Bio: Aaron Roth is the Henry Salvatori Professor of Computer and Cognitive Science, in the Computer and Information Sciences department at the University of Pennsylvania, with a secondary appointment in the Wharton statistics department. He is affiliated with the Warren Center for Network and Data Science, and co-director of the Networked and Social Systems Engineering (NETS) program.  He is also an Amazon Scholar at Amazon AWS. He is the recipient of the Hans Sigrist Prize, a Presidential Early Career Award for Scientists and Engineers (PECASE), an Alfred P. Sloan Research Fellowship, an NSF CAREER award, and research awards from Yahoo, Amazon, and Google.  His research focuses on the algorithmic foundations of data privacy, algorithmic fairness, game theory, learning theory, and machine learning. Together with Cynthia Dwork, he is the author of the book “The Algorithmic Foundations of Differential Privacy.” Together with Michael Kearns, he is the author of “The Ethical Algorithm”.

Ohad Shamir

Ohad Shamir (Weizmann Institute and University of Toronto)

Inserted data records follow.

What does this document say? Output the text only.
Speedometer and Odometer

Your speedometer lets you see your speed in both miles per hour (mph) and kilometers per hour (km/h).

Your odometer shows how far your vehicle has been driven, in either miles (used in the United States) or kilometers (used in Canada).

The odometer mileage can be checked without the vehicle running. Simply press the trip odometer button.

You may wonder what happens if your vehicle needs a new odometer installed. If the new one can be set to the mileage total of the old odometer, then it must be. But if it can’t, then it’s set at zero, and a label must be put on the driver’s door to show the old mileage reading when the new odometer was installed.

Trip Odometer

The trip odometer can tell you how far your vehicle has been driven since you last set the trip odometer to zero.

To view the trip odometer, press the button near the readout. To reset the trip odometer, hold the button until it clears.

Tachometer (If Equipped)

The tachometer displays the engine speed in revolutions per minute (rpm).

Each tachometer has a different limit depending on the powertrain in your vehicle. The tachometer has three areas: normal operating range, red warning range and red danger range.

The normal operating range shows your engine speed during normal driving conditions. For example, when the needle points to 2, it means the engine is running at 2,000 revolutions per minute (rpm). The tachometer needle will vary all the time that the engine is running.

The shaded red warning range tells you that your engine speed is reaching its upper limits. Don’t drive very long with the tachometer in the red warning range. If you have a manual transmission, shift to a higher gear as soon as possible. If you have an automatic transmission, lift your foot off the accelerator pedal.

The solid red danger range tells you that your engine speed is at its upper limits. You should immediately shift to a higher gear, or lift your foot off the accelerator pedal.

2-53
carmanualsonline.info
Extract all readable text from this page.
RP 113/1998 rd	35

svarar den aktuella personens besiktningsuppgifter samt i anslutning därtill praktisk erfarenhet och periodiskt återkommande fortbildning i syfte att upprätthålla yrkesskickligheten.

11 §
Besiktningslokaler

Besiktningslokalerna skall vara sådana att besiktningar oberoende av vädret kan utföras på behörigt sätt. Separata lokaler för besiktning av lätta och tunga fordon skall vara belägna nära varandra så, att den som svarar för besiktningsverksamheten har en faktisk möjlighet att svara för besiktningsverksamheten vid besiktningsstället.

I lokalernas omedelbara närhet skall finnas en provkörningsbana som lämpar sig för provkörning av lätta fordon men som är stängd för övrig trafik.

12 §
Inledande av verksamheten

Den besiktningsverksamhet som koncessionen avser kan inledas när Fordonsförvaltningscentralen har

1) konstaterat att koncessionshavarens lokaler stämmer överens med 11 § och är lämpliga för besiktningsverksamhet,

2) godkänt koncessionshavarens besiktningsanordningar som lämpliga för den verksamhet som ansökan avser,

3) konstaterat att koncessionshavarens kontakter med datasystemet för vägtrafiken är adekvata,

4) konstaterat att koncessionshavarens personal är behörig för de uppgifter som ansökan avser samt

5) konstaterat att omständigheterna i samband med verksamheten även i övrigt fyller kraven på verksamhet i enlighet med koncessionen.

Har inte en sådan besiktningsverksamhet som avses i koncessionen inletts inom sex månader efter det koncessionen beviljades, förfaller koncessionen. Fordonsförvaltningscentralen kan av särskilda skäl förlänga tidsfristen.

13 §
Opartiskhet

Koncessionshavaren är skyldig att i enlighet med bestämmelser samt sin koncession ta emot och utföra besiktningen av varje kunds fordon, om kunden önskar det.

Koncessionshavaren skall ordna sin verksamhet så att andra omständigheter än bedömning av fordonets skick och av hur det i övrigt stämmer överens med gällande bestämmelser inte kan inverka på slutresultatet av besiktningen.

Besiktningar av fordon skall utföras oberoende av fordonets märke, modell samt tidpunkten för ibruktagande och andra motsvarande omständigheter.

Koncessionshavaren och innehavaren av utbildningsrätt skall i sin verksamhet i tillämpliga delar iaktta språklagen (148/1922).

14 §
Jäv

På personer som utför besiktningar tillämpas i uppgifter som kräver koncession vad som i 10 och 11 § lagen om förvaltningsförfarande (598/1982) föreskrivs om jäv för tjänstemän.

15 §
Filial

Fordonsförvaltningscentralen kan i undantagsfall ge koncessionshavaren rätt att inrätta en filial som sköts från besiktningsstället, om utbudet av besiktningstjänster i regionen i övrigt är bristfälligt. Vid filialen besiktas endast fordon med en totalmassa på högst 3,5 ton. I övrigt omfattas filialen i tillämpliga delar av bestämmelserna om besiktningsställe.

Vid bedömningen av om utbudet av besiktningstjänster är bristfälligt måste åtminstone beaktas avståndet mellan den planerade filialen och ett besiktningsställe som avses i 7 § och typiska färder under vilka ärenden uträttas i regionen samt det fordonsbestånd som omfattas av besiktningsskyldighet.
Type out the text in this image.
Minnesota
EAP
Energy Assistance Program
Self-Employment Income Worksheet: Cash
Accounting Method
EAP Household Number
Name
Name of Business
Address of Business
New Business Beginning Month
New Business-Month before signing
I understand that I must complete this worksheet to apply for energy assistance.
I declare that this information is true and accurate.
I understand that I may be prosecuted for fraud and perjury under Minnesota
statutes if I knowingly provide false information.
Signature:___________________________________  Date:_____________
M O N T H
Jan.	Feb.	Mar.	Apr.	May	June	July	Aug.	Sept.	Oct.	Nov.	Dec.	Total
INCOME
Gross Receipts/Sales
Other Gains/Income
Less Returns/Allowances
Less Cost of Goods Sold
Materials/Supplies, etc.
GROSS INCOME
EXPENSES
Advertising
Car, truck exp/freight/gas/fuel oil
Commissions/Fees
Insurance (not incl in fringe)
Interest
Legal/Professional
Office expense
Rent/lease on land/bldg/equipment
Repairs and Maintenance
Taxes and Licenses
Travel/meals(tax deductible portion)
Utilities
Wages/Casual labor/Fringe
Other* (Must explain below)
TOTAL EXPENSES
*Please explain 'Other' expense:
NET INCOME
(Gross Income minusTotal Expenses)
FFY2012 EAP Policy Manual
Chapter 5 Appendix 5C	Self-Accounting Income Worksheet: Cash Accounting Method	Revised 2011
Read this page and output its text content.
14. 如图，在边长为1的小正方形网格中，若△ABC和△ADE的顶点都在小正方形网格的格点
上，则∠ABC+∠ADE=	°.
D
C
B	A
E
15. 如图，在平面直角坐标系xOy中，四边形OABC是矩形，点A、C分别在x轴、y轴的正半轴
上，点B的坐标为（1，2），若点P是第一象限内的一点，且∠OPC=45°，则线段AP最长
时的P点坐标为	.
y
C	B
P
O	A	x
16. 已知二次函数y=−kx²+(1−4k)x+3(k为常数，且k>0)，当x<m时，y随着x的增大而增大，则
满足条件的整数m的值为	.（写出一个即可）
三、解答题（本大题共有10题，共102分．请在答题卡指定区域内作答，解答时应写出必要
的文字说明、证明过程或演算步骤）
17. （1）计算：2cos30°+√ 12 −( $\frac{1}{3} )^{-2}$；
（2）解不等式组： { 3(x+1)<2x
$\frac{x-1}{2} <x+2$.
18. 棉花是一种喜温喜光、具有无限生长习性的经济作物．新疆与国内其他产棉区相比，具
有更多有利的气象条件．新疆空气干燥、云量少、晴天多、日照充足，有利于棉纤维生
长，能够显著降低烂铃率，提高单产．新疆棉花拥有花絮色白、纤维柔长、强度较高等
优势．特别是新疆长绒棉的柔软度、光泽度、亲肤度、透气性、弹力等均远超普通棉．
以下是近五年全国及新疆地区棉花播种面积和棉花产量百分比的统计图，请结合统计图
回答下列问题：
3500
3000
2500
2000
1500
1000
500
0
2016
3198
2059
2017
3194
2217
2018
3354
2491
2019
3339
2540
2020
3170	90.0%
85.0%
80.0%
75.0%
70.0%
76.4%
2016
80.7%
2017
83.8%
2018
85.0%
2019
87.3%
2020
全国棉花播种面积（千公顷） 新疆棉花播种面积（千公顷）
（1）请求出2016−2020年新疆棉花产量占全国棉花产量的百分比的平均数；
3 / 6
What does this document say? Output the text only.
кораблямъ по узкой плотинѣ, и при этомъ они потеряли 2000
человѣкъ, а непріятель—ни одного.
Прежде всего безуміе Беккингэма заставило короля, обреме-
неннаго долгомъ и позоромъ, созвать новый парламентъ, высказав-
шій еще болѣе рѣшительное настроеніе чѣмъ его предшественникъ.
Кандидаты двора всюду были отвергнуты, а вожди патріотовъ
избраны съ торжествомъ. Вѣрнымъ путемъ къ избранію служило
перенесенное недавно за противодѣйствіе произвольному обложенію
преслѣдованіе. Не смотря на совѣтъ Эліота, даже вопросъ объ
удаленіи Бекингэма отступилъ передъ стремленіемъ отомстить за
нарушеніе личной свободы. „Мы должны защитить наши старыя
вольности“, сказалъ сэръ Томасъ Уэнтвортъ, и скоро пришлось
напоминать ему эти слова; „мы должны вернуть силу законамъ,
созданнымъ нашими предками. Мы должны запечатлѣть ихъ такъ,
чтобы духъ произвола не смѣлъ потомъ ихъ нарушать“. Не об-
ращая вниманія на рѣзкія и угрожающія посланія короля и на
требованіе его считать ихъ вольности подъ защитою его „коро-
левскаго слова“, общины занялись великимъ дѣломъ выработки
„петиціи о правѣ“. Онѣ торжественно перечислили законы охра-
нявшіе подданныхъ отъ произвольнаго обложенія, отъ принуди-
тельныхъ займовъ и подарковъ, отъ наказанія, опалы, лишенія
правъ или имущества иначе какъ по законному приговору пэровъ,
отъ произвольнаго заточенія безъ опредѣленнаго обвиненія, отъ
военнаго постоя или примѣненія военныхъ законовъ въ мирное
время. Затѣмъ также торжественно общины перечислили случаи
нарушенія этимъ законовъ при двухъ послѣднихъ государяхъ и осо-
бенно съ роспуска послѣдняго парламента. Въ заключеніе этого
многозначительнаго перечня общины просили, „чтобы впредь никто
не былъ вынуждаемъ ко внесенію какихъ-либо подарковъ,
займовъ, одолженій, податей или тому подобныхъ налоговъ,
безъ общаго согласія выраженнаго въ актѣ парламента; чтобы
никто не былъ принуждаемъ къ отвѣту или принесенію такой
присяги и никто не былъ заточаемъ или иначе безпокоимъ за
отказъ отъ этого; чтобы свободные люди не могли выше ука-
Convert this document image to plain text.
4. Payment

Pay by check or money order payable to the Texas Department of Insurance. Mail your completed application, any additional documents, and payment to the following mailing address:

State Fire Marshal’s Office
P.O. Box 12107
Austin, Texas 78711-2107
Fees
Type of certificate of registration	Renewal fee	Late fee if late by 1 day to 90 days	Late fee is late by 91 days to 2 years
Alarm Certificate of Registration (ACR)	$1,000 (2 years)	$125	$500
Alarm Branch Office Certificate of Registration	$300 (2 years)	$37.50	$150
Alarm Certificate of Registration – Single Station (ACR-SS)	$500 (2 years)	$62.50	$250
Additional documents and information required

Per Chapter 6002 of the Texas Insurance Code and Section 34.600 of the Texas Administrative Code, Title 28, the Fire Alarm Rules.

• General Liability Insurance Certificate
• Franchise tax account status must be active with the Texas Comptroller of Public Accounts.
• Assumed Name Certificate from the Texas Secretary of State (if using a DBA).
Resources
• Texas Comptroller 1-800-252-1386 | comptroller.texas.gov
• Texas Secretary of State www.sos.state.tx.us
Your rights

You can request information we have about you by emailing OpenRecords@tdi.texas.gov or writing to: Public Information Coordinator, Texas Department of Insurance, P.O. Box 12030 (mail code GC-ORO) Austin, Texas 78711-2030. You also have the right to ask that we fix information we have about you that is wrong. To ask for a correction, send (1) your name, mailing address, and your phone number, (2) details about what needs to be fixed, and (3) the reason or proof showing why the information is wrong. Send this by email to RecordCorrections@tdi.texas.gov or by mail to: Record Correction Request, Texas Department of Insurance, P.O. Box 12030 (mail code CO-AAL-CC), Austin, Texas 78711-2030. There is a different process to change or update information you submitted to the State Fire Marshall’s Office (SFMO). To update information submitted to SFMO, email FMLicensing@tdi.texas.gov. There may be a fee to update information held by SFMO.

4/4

Title: Some very old and very new problems in learning theory

Abstract: I will discuss recent progress on two open problems, which both tie together new and classical elements in learning theory and statistics. The first is about the effect of AI slop on learning algorithms, and what it has to do with analyses of maximum likelihood from the 1940’s. The second will involve a rant about (mis)-interpretations of the well-known Statistical Queries model, and whether we really understand why some learning problems are hard with gradient-based methods. Based on joint works with Daniel Barzilai and Itamar Shoshani.

Bio: Ohad Shamir is a professor at the Weizmann Institute of Science, and a visiting professor at the University of Toronto, with previous research roles at Microsoft and Google. His work focuses on theoretical machine learning, in areas such as theory of deep learning, the intersection of machine learning and optimization, and learning under information and communication constraints. He served as a program co-chair of the Conference on Learning Theory (COLT), as well as a member of its steering committee, and as an action editor of the Journal of Machine Learning Research (JMLR). His honors include the inaugural 2024 Prize in the Mathematics of Artificial Intelligence, several best paper awards, the Hebrew University’s PhD thesis prize, and a €1.5 million ERC grant.